Bruno’s theories turned these ideas upside down. Rather than inhabiting a special realm outside the Earth, moon and stars, Bruno believed that God existed inside everything. The sun was in the center of the planets, not the Earth. There wasn’t simply one single solar system, but instead an infinite number of solar systems extending outward forever. Bruno refused to believe that God’s divinity could be restricted by any kind of physical boundary. Instead, he imagined a universe without borders: full of beautiful stars, shining suns and planets, just like the ones in our own solar system.
The Significance of the World Soul
So, what did Bruno mean when he said that God existed ‘within everything’? To understand this theory, we have to learn more about Bruno’s definition of the anima mundi or ‘World Soul’. This World Soul is an eternal substance that connects everything to everything else.
In his text On Cause, Principle and Unity (1584), Bruno describes how the World Soul animates every atom in the universe with its divine substance: “There is not even the smallest atom which doesn’t contain some portion of [soul] inside itself, there is nothing it does not animate.” He argues that this ‘spirit’ or soul fills every bit of matter in the universe with its divine and perfect being.
The World Soul binds everything together. It forms the basis of Bruno’s pantheistic view of the universe, in which everything is infused with this divine soul. All other souls exist within the World Soul. It also has the power to shape all matter within the universe.
Bruno understood how difficult it would be for his contemporaries to understand such ideas. Even today, humans find it impossible to imagine infinity. After all, it’s not like we can see infinity – our eyes can only stretch so far! We can’t experience it either, because we only live for a finite amount of time on Earth.

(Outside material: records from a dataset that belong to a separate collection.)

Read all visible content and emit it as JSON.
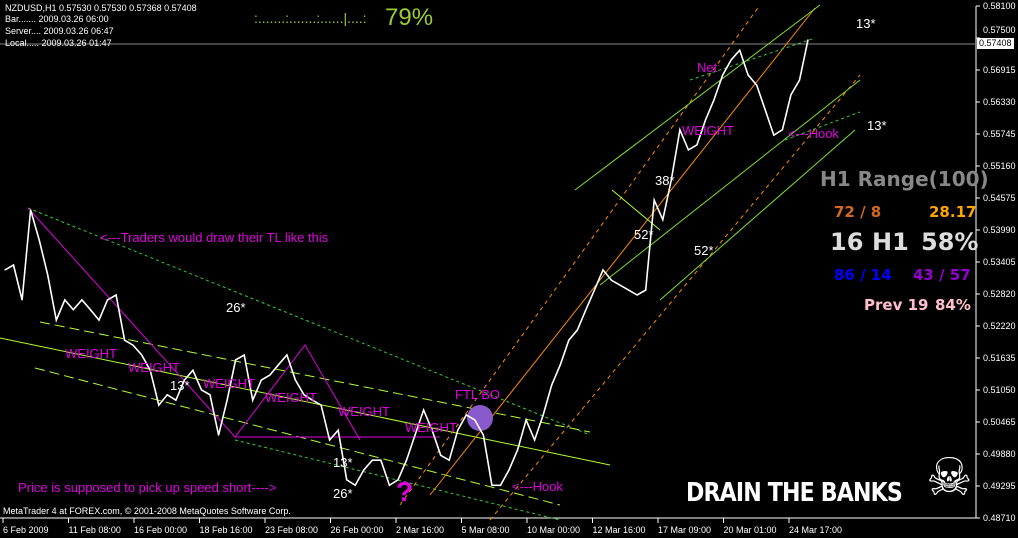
{
  "header": {
    "symbol_line": "NZDUSD,H1  0.57530 0.57530 0.57368 0.57408",
    "bar": "Bar....... 2009.03.26 06:00",
    "server": "Server.... 2009.03.26 06:47",
    "local": "Local..... 2009.03.26 01:47",
    "progress_dots": ":.......:.......:......|....:",
    "progress_pct": "79%"
  },
  "stats": {
    "title": "H1 Range(100)",
    "a": "72 / 8",
    "b": "28.17",
    "c1": "16",
    "c2": "H1",
    "c3": "58%",
    "d": "86 / 14",
    "e": "43 / 57",
    "prev": "Prev 19",
    "prev_pct": "84%"
  },
  "annotations": {
    "traders": "<---Traders would draw their TL like this",
    "n26a": "26*",
    "w1": "WEIGHT",
    "w2": "WEIGHT",
    "n13a": "13*",
    "w3": "WEIGHT",
    "w4": "WEIGHT",
    "w5": "WEIGHT",
    "w6": "WEIGHT",
    "n13b": "13*",
    "speed": "Price is supposed to pick up speed short---->",
    "n26b": "26*",
    "q": "?",
    "ftl": "FTL BO",
    "hook1": "<---Hook",
    "n52a": "52*",
    "n38": "38*",
    "n52b": "52*",
    "net": "Net",
    "w7": "WEIGHT",
    "hook2": "<---Hook",
    "n13c": "13*",
    "n13d": "13*"
  },
  "banner": {
    "text": "DRAIN THE BANKS",
    "icon": "skull-crossbones-icon"
  },
  "footer": {
    "copyright": "MetaTrader 4 at FOREX.com, © 2001-2008 MetaQuotes Software Corp."
  },
  "colors": {
    "price": "#ffffff",
    "channel": "#adff2f",
    "fib": "#ff8c00",
    "pattern": "#e000e0",
    "progress": "#9acd32"
  },
  "chart_data": {
    "type": "line",
    "title": "NZDUSD,H1",
    "ylim": [
      0.4871,
      0.581
    ],
    "y_ticks": [
      "0.58100",
      "0.57500",
      "0.56915",
      "0.56330",
      "0.55745",
      "0.55160",
      "0.54575",
      "0.53990",
      "0.53405",
      "0.52820",
      "0.52220",
      "0.51635",
      "0.51050",
      "0.50465",
      "0.49880",
      "0.49295",
      "0.48710"
    ],
    "current_price": "0.57408",
    "x_ticks": [
      "6 Feb 2009",
      "11 Feb 08:00",
      "16 Feb 00:00",
      "18 Feb 16:00",
      "23 Feb 08:00",
      "26 Feb 00:00",
      "2 Mar 16:00",
      "5 Mar 08:00",
      "10 Mar 00:00",
      "12 Mar 16:00",
      "17 Mar 09:00",
      "20 Mar 01:00",
      "24 Mar 17:00"
    ],
    "series": [
      {
        "values": [
          0.5326,
          0.5335,
          0.5271,
          0.5436,
          0.5381,
          0.5317,
          0.5234,
          0.5271,
          0.5253,
          0.5271,
          0.5253,
          0.5234,
          0.5271,
          0.528,
          0.5197,
          0.5188,
          0.517,
          0.5142,
          0.5078,
          0.5097,
          0.5087,
          0.5124,
          0.5142,
          0.5106,
          0.5097,
          0.5023,
          0.5087,
          0.5161,
          0.517,
          0.5087,
          0.5124,
          0.5133,
          0.5152,
          0.517,
          0.5124,
          0.5097,
          0.5087,
          0.5078,
          0.5014,
          0.5032,
          0.4941,
          0.4931,
          0.4959,
          0.4977,
          0.4977,
          0.4931,
          0.4941,
          0.4977,
          0.5023,
          0.5069,
          0.5032,
          0.4986,
          0.4977,
          0.5032,
          0.506,
          0.5051,
          0.5023,
          0.4931,
          0.4931,
          0.4959,
          0.4996,
          0.5051,
          0.5014,
          0.506,
          0.5115,
          0.5152,
          0.5197,
          0.5216,
          0.5253,
          0.5289,
          0.5326,
          0.5307,
          0.5298,
          0.5289,
          0.528,
          0.5289,
          0.5454,
          0.5418,
          0.5491,
          0.5583,
          0.5546,
          0.5555,
          0.5601,
          0.5638,
          0.5683,
          0.5711,
          0.5729,
          0.5683,
          0.5665,
          0.5619,
          0.5573,
          0.5583,
          0.5647,
          0.5674,
          0.5748
        ]
      }
    ]
  }
}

Bruno acknowledges this difficulty in his writing. He says that we will never be able to ‘see’ the eternal World Soul enduring within all matter, forever. When it comes to the World Soul, our traditional ways of thinking about time, e.g., counting days and weeks, simply break down.
Really though, this is a good thing. Because if we were able to see and experience infinity, then that would mean we could understand the true nature of divinity. And that was a step too far, even for Bruno.

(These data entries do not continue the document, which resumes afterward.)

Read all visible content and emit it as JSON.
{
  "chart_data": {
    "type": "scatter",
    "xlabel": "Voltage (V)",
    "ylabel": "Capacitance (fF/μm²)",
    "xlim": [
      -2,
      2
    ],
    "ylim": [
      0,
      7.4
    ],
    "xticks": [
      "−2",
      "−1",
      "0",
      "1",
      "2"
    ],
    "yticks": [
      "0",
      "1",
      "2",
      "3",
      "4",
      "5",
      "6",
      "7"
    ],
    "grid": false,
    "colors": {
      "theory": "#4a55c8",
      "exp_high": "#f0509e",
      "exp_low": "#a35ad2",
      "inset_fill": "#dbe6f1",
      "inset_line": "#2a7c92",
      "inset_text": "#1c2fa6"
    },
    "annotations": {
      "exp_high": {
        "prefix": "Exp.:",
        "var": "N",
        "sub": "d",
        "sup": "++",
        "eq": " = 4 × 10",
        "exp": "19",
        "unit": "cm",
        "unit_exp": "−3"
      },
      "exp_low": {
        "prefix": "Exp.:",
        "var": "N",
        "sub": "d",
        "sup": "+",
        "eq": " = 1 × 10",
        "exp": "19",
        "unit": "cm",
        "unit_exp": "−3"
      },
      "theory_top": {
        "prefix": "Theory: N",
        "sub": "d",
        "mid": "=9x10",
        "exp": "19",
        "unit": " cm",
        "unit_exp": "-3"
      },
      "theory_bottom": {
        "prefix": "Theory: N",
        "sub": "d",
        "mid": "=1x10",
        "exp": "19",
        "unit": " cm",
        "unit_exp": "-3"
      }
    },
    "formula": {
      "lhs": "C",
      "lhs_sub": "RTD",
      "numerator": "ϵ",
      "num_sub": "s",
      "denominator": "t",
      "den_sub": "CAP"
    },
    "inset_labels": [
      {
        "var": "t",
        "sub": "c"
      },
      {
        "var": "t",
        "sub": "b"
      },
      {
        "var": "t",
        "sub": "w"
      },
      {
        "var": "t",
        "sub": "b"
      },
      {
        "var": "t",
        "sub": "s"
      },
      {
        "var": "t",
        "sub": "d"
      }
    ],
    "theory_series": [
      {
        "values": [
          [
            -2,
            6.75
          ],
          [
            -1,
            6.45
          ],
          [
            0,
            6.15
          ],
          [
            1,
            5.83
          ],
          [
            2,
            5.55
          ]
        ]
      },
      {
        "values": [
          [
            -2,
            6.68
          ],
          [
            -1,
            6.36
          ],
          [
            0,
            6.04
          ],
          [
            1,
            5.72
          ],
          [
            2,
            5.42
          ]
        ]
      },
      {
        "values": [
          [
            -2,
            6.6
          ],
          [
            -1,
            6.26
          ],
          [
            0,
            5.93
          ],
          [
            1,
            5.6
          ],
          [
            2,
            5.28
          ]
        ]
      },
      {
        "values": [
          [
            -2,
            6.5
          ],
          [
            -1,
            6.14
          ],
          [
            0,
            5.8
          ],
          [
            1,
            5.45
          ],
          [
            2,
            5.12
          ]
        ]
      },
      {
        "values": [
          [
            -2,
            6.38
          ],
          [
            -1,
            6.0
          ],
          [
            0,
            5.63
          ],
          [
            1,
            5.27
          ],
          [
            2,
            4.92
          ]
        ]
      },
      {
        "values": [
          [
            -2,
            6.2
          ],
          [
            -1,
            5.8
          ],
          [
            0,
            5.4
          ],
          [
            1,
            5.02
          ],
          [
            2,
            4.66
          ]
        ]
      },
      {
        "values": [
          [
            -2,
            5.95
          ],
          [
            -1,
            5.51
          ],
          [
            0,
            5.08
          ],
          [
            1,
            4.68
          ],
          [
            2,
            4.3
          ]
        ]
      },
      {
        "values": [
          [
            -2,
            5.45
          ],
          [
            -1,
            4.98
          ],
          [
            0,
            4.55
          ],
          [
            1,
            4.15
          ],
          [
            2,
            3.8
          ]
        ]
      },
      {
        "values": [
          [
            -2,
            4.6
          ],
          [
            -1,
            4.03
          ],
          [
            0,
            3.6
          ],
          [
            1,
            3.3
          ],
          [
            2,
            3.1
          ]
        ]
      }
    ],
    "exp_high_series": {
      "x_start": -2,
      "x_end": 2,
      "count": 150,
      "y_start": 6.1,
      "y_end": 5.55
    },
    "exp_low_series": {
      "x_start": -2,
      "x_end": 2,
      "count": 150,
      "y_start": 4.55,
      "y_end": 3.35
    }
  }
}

Scholars of Ancient Greece will recognize the term ‘World Soul’ from Plato’s philosophy. In the Timaeus Plato describes an absolute, eternal God alongside the World Soul which contained and animated the world. Bruno took these ideas one step further by developing this dualistic conception of the divine into a unified version that combined God and the World Soul together.

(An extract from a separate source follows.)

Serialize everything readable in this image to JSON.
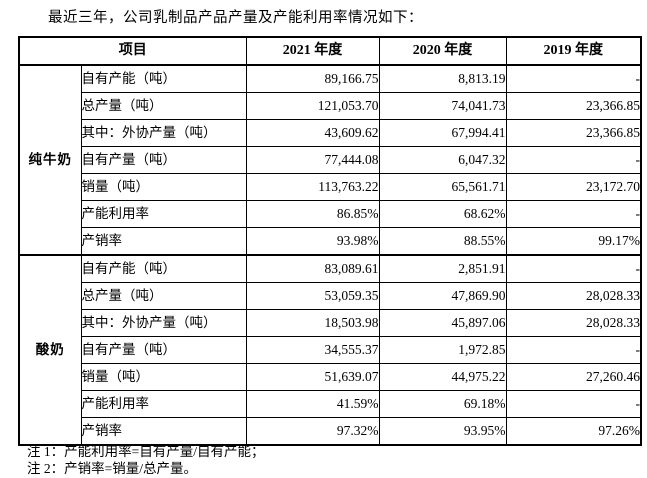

How Giordano Bruno the Heretic Influenced Later Philosophers
As stated above, Giordano Bruno was executed as a heretic by the Catholic Church. Although he was not particularly ‘famous’ during his own lifetime, Bruno’s death later served to illustrate the dogmatic intolerance of organized religion. Many thinkers, including John Toland, pointed to Bruno’s death as emblematic of serious repression within the Catholic Church.
As science and philosophy continued to evolve, many people began to revisit Bruno’s theories on infinity. Some sources believe that Baruch Spinoza was likely influenced by Bruno’s pantheism. Other philosophers, such as Friedrich Schelling, connected Bruno’s pantheistic views with idealist philosophies of unity and identity.
Scholars today argue whether Bruno really was a true pantheist or not. But since there is no proper ‘one size fits all’ definition of pantheism in the first place, these discussions can be somewhat reductive. Bruno became fascinated by the idea of ‘oneness’ and unity between all things. He also clearly rejected orthodox Christian notions of God and replaced them with an infinite World Soul that infused all material objects with divine matter. If this doesn’t belong under the pantheism umbrella, then what does?